The analysis workforce, led by the UC Berkeley professor, will obtain a $ 1.7 million scholarship


The National Institutes of Health (NIH) granted researchers at UC Berkeley School of Public Health $ 1.7 million to study mosquito migration patterns using genomics.

The research team, led by campus professor John Marshall in collaboration with Gordana Rašić, a senior research fellow at the QIMR Berghofer Medical Research Institute in Australia, will use computer simulations and genetic techniques to study the migration and mating patterns of the Aedes aegypti mosquito species that the Carry Zika, Chikungunya, and Dengue viruses. This research will help scientists more effectively control mosquito-borne diseases, Marshall said.

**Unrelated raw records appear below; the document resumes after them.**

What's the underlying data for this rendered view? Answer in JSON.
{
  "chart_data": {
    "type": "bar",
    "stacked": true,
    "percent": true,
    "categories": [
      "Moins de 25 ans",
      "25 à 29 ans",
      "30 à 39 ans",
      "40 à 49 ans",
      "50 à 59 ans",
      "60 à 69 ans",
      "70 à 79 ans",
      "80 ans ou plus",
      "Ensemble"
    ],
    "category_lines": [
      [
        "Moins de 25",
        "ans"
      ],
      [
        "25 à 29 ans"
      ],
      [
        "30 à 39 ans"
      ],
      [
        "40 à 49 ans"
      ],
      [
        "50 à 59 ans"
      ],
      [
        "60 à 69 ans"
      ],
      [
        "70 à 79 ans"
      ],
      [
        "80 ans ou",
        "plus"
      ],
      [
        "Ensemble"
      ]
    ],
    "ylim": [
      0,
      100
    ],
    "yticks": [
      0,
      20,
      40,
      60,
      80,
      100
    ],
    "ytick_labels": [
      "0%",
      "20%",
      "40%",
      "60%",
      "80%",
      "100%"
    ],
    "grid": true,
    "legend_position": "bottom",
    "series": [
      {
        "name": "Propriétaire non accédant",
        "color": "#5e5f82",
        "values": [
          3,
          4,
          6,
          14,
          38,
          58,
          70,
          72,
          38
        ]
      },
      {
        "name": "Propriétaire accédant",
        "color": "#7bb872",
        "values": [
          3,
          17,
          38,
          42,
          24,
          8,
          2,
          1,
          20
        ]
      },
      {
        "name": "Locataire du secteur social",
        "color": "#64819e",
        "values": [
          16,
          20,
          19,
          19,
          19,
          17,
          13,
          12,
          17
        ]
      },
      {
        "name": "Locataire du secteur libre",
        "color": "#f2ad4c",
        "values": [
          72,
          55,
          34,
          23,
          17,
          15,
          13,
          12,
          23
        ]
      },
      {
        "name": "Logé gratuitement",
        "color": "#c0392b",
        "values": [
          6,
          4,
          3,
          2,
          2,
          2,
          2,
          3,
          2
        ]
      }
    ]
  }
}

“We’re excited about funding so that our ideas can become a reality,” said Marshall. “It took a couple of years, but we finally got money for our work. We thank the NIH for supporting this research. “

Since Marshall and Rašić met three years ago at a mosquito conference in French Polynesia, they have been working together on the project.

Rašić said in an email that her skills in population genomics and ecology complement Marshall’s in Computational Biology.

“We immediately ‘clicked’ and shared the same interest in developing and using different tools and approaches to study mosquito populations,” Rašić said in the email. “The collaboration seemed natural and almost inevitable.”

Rašić added that NIH funding will help the team track “fine” mosquito movements and create a simulation framework that can be used to model experiments with new mosquito control methods for four years.

In the past, according to Marshall, researchers have tried to track mosquito behavior using the “mark release recapture” method. In this method, mosquitoes are tagged with fluorescent dust and, once they are detected, can be analyzed to estimate the distance traveled and population size.

“The problem with these methods is that the observation process changes what you observe,” Marshall said.

Marshall and Rašić’s research is targeting the use of landscape genomics, in which researchers analyze DNA to determine how closely related mosquitoes are, rather than the “mark release recapture” method, Marshall said. With this DNA information, researchers can track the distances mosquitoes have traveled in a given generation.

Marshall and Rašić’s original proposal to the NIH was rejected in 2018, but the team received constructive feedback, which Rašić said helped formulate their 2020 proposal.

“We believe that our proposed project has great potential to fill some of the major gaps in the ability to develop safer and more efficient mosquito control strategies,” Rašić said in the email. “We were thrilled that the NIH felt the same way.”

Contact Anishi Patel and Eric Rogers at [email protected].